The young woman is walking in Vienna
The next thing that happens in Kulturkirken Jakob this evening is that we are introduced to Selma Maria Lindgren who is an artist and set designer. She is in Vienna, Ruth Maier’s hometown, and this evening walks between Maier’s two homes in this city. We follow the walk on video that is projected on the church wall. This is a good and successful move. Selma Maria Lindgren is about the same age as Ruth Maier was when she was killed, it creates a connection between the two.

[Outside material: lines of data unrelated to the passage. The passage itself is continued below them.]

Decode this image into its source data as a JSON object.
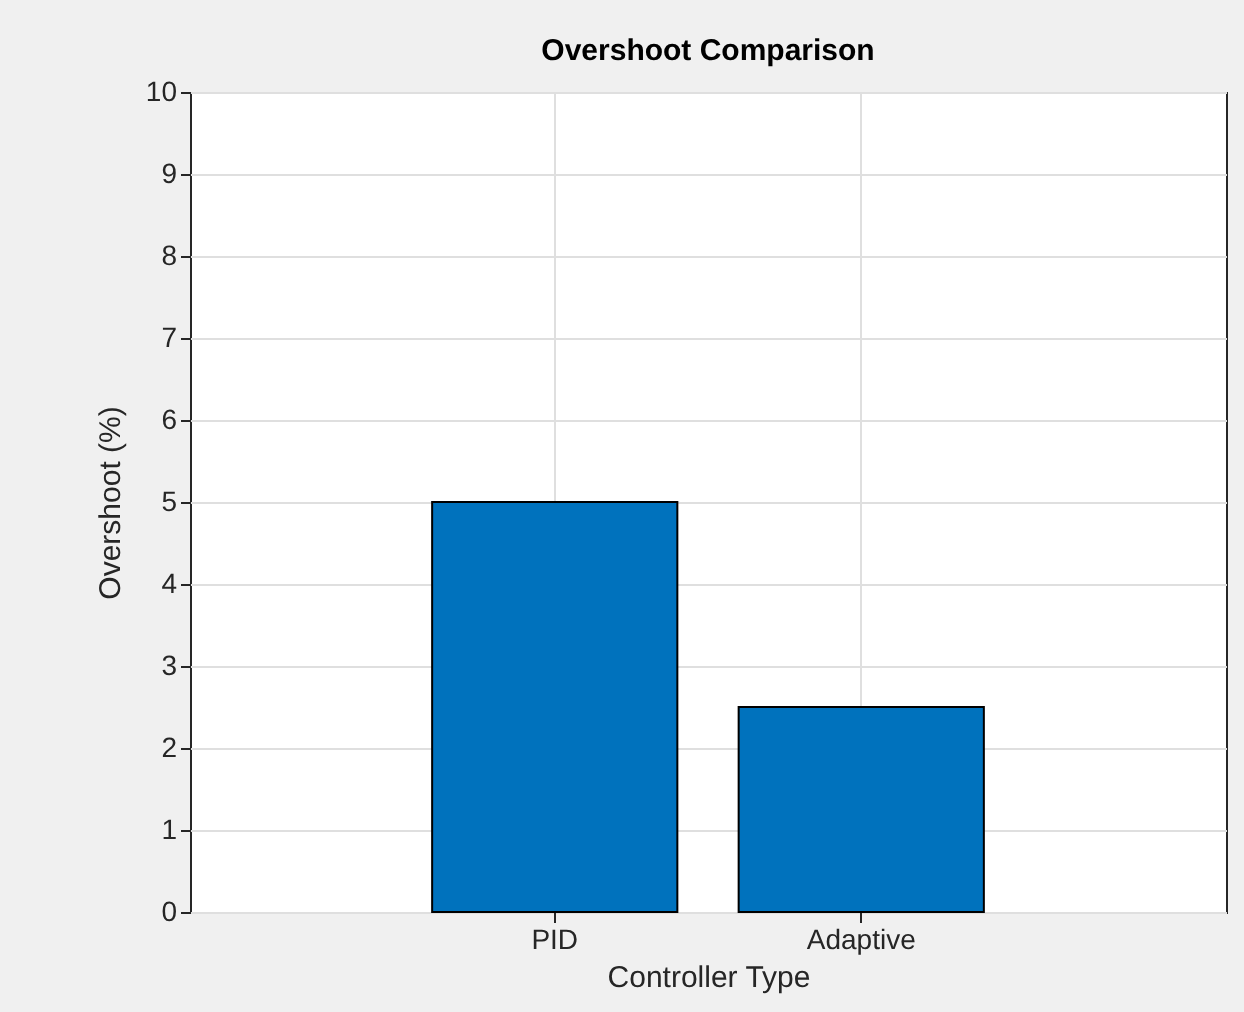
{
  "chart_data": {
    "type": "bar",
    "title": "Overshoot Comparison",
    "xlabel": "Controller Type",
    "ylabel": "Overshoot (%)",
    "categories": [
      "PID",
      "Adaptive"
    ],
    "values": [
      5,
      2.5
    ],
    "color": "#0072bd",
    "ylim": [
      0,
      10
    ],
    "yticks": [
      0,
      1,
      2,
      3,
      4,
      5,
      6,
      7,
      8,
      9,
      10
    ],
    "grid": true
  }
}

The fact that a living young woman is following in the footsteps of the dead helps to strengthen hope for a better future, and it seems reassuring.

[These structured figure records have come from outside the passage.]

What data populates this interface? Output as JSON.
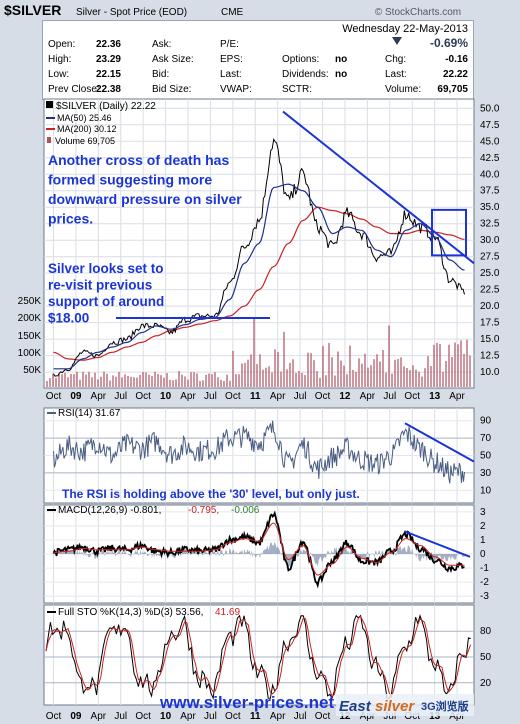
{
  "header": {
    "symbol": "$SILVER",
    "name": "Silver - Spot Price (EOD)",
    "exchange": "CME",
    "watermark": "© StockCharts.com",
    "date_line": "Wednesday   22-May-2013",
    "change_pct": "-0.69%",
    "quote_fields": [
      {
        "label": "Open:",
        "value": "22.36"
      },
      {
        "label": "High:",
        "value": "23.29"
      },
      {
        "label": "Low:",
        "value": "22.15"
      },
      {
        "label": "Prev Close:",
        "value": "22.38"
      },
      {
        "label": "Ask:",
        "value": ""
      },
      {
        "label": "Ask Size:",
        "value": ""
      },
      {
        "label": "Bid:",
        "value": ""
      },
      {
        "label": "Bid Size:",
        "value": ""
      },
      {
        "label": "P/E:",
        "value": ""
      },
      {
        "label": "EPS:",
        "value": ""
      },
      {
        "label": "Last:",
        "value": ""
      },
      {
        "label": "VWAP:",
        "value": ""
      },
      {
        "label": "Options:",
        "value": "no"
      },
      {
        "label": "Dividends:",
        "value": "no"
      },
      {
        "label": "SCTR:",
        "value": ""
      },
      {
        "label": "Chg:",
        "value": "-0.16"
      },
      {
        "label": "Last:",
        "value": "22.22"
      },
      {
        "label": "Volume:",
        "value": "69,705"
      }
    ]
  },
  "legend": {
    "price": "$SILVER (Daily) 22.22",
    "ma50": "MA(50) 25.46",
    "ma200": "MA(200) 30.12",
    "volume": "Volume 69,705"
  },
  "annotations": {
    "cross_of_death": [
      "Another cross of death has",
      "formed suggesting more",
      "downward pressure on silver",
      "prices."
    ],
    "support": [
      "Silver looks set to",
      "re-visit previous",
      "support of around",
      "$18.00"
    ],
    "rsi_note": "The RSI is holding above the '30' level, but only just.",
    "footer_url": "www.silver-prices.net",
    "footer_brand_a": "East",
    "footer_brand_b": "silver",
    "footer_brand_c": "3G浏览版"
  },
  "panels": {
    "rsi_label": "RSI(14) 31.67",
    "macd_label_a": "MACD(12,26,9) -0.801,",
    "macd_label_b": "-0.795,",
    "macd_label_c": "-0.006",
    "sto_label_a": "Full STO %K(14,3) %D(3) 53.56,",
    "sto_label_b": "41.69"
  },
  "colors": {
    "price": "#000000",
    "ma50": "#1f2f8f",
    "ma200": "#cc2222",
    "volume": "#b05060",
    "annotation": "#1b34d6",
    "trendline": "#1b34d6",
    "rsi": "#4a5d82",
    "macd_signal": "#cc2222",
    "histogram": "#5c6f93",
    "sto_d": "#cc2222",
    "change_down": "#2d3b57"
  },
  "chart_data": [
    {
      "type": "line",
      "title": "$SILVER Silver - Spot Price (EOD) CME",
      "x_ticks": [
        "Oct",
        "09",
        "Apr",
        "Jul",
        "Oct",
        "10",
        "Apr",
        "Jul",
        "Oct",
        "11",
        "Apr",
        "Jul",
        "Oct",
        "12",
        "Apr",
        "Jul",
        "Oct",
        "13",
        "Apr"
      ],
      "y_ticks": [
        10.0,
        12.5,
        15.0,
        17.5,
        20.0,
        22.5,
        25.0,
        27.5,
        30.0,
        32.5,
        35.0,
        37.5,
        40.0,
        42.5,
        45.0,
        47.5,
        50.0
      ],
      "ylim": [
        8.5,
        50.5
      ],
      "volume_ticks": [
        "50K",
        "100K",
        "150K",
        "200K",
        "250K"
      ],
      "x": [
        "2008-10",
        "2008-12",
        "2009-02",
        "2009-04",
        "2009-06",
        "2009-08",
        "2009-10",
        "2009-12",
        "2010-02",
        "2010-04",
        "2010-06",
        "2010-08",
        "2010-10",
        "2010-12",
        "2011-02",
        "2011-04",
        "2011-06",
        "2011-08",
        "2011-10",
        "2011-12",
        "2012-02",
        "2012-04",
        "2012-06",
        "2012-08",
        "2012-10",
        "2012-12",
        "2013-02",
        "2013-04",
        "2013-05"
      ],
      "series": [
        {
          "name": "$SILVER",
          "values": [
            9.5,
            10.5,
            13.0,
            12.5,
            14.5,
            15.0,
            17.0,
            17.0,
            16.0,
            18.0,
            18.5,
            18.5,
            23.5,
            29.0,
            33.0,
            45.0,
            36.0,
            40.0,
            32.0,
            29.0,
            34.0,
            31.0,
            27.5,
            28.0,
            34.0,
            32.0,
            30.5,
            24.0,
            22.22
          ]
        },
        {
          "name": "MA(50)",
          "values": [
            10.5,
            10.5,
            12.0,
            13.0,
            13.8,
            14.5,
            16.0,
            17.0,
            16.5,
            17.2,
            18.0,
            18.3,
            21.0,
            26.5,
            29.5,
            38.0,
            38.5,
            37.5,
            35.0,
            31.0,
            32.0,
            31.5,
            28.5,
            27.5,
            31.5,
            32.5,
            30.5,
            27.0,
            25.46
          ]
        },
        {
          "name": "MA(200)",
          "values": [
            13.0,
            12.0,
            11.8,
            12.2,
            13.0,
            13.8,
            14.5,
            15.5,
            16.3,
            16.8,
            17.3,
            17.8,
            18.5,
            20.0,
            22.5,
            26.0,
            29.5,
            33.0,
            35.0,
            34.5,
            34.0,
            33.2,
            32.0,
            31.0,
            31.0,
            31.5,
            31.2,
            30.8,
            30.12
          ]
        }
      ],
      "legend": "top-left",
      "grid": true
    },
    {
      "type": "line",
      "title": "RSI(14) 31.67",
      "y_ticks": [
        10,
        30,
        50,
        70,
        90
      ],
      "ylim": [
        0,
        100
      ],
      "series": [
        {
          "name": "RSI(14)",
          "values": [
            45,
            60,
            55,
            65,
            50,
            62,
            58,
            66,
            52,
            60,
            55,
            58,
            70,
            72,
            65,
            80,
            40,
            62,
            35,
            48,
            58,
            45,
            40,
            50,
            75,
            58,
            42,
            30,
            31.67
          ]
        }
      ]
    },
    {
      "type": "line",
      "title": "MACD(12,26,9)",
      "y_ticks": [
        -3,
        -2,
        -1,
        0,
        1,
        2,
        3
      ],
      "ylim": [
        -3.2,
        3.2
      ],
      "series": [
        {
          "name": "MACD",
          "values": [
            0.1,
            0.3,
            0.5,
            0.2,
            0.4,
            0.3,
            0.6,
            0.2,
            0.1,
            0.3,
            0.2,
            0.3,
            1.0,
            1.2,
            0.8,
            2.8,
            -1.0,
            0.9,
            -2.0,
            -0.5,
            0.8,
            -0.5,
            -0.6,
            0.2,
            1.4,
            0.4,
            -0.4,
            -1.0,
            -0.801
          ]
        },
        {
          "name": "Signal",
          "values": [
            0.1,
            0.2,
            0.4,
            0.3,
            0.3,
            0.3,
            0.5,
            0.3,
            0.2,
            0.2,
            0.2,
            0.3,
            0.8,
            1.1,
            0.9,
            2.2,
            -0.4,
            0.6,
            -1.5,
            -0.7,
            0.5,
            -0.3,
            -0.6,
            0.1,
            1.1,
            0.6,
            -0.2,
            -0.8,
            -0.795
          ]
        }
      ]
    },
    {
      "type": "line",
      "title": "Full STO %K(14,3) %D(3)",
      "y_ticks": [
        20,
        50,
        80
      ],
      "ylim": [
        0,
        100
      ],
      "series": [
        {
          "name": "%K",
          "values": [
            30,
            80,
            60,
            85,
            20,
            75,
            90,
            25,
            15,
            80,
            40,
            70,
            90,
            85,
            30,
            95,
            15,
            80,
            10,
            50,
            85,
            20,
            30,
            75,
            90,
            35,
            20,
            15,
            53.56
          ]
        },
        {
          "name": "%D",
          "values": [
            35,
            70,
            65,
            78,
            30,
            68,
            85,
            35,
            22,
            70,
            45,
            65,
            85,
            82,
            38,
            90,
            22,
            72,
            18,
            45,
            78,
            28,
            32,
            68,
            85,
            42,
            25,
            20,
            41.69
          ]
        }
      ]
    }
  ]
}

Historian of religion and rabbi Lynn Claire Feinberg researches in her PhD project how the Holocaust has affected Jews in Norway, both collectively as an ethnic minority and individually as descendants of Jews. She spoke of an intergenerational trauma, living a life marked by the shadows of Auschwitz. She claims that the traumas that have affected the children and grandchildren of Jews who were killed or were in the concentration camps can also lead to growth. She emphasizes the importance of daring to realise the pain this knowledge entails. With Feinberg everyone rises and participates in a Jewish prayer for Ruth Maier. This physical action helps to bring to life the memory of Maier.
Song and poetry
Mathias Gillebo has participated in several of Holmberg’s theater events. The last time I met him in such a context was in Stamsund Church during the performance We Strangers during Stamsund International Theater Festival. In Kulturkirken Jakob he sings And the night rowes his light boat (Og natta ror sin lette båt) composed by Kjell Mørk Karlsen with lyrics by Åse-Marie Nesse. He also sings, to organ accompaniment, excerpts from O Domina Nostra, Op.55 Mediation on The Black Madonna by Henryk Górecki. Gillebo’s sacred song emphasizes the seriousness of the commemoration.

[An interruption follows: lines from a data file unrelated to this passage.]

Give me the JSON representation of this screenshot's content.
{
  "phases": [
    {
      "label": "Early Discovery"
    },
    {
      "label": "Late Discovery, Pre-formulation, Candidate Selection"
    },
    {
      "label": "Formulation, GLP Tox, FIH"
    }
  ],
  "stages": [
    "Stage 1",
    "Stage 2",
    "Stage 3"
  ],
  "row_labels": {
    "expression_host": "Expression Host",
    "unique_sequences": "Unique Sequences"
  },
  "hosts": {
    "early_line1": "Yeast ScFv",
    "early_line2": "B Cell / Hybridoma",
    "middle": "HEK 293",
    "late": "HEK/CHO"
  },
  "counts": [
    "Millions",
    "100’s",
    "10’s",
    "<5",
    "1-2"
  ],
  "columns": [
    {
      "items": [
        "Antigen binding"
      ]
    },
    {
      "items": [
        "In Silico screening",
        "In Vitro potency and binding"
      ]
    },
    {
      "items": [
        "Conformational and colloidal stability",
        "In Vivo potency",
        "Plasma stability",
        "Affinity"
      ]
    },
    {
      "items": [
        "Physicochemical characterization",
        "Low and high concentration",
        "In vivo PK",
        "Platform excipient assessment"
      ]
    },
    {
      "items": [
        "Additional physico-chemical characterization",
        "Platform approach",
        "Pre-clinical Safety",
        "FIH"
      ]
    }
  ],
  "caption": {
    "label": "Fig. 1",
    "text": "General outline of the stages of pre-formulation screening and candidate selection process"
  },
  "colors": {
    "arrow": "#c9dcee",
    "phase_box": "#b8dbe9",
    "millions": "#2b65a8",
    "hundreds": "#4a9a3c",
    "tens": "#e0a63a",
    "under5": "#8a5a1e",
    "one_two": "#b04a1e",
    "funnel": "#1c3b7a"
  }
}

Gunnar Wærness has written a commissioned poem for the occasion. The work has references to Gunvor Hofmo’s poems, including the very famous I have waked (Jeg har våket) from 1954 «I saw my girlfriend, / the only one, I saw her / go to die». Wærness’ text touches on Maier’s life, it circles around it. Sometimes close, other times with a perspective from a great distance. At some points, the long poem is a little difficult to follow.
Through the hour-long theater event, 100 candles are lit in memory of Ruth Maier and the November pogrom. Holmberg, Lindgren and Gillebo carry the lights and put them in front of us in the audience. Later, they are placed on a wooden structure that stands in the centre of the church room. The wooden construction has a simple, but also somewhat sacred charachter. Finally, it is a luminous centerpiece. Selma Maria Lindgren has reached her goal in Vienna, we have followed her where she has walked through the almost deserted streets. She lights a candle in front of Ruth Maier’s last residence. The theater event has been a dignified and friendly moment of remembrance for a young woman who one of many was killed by the Nazis.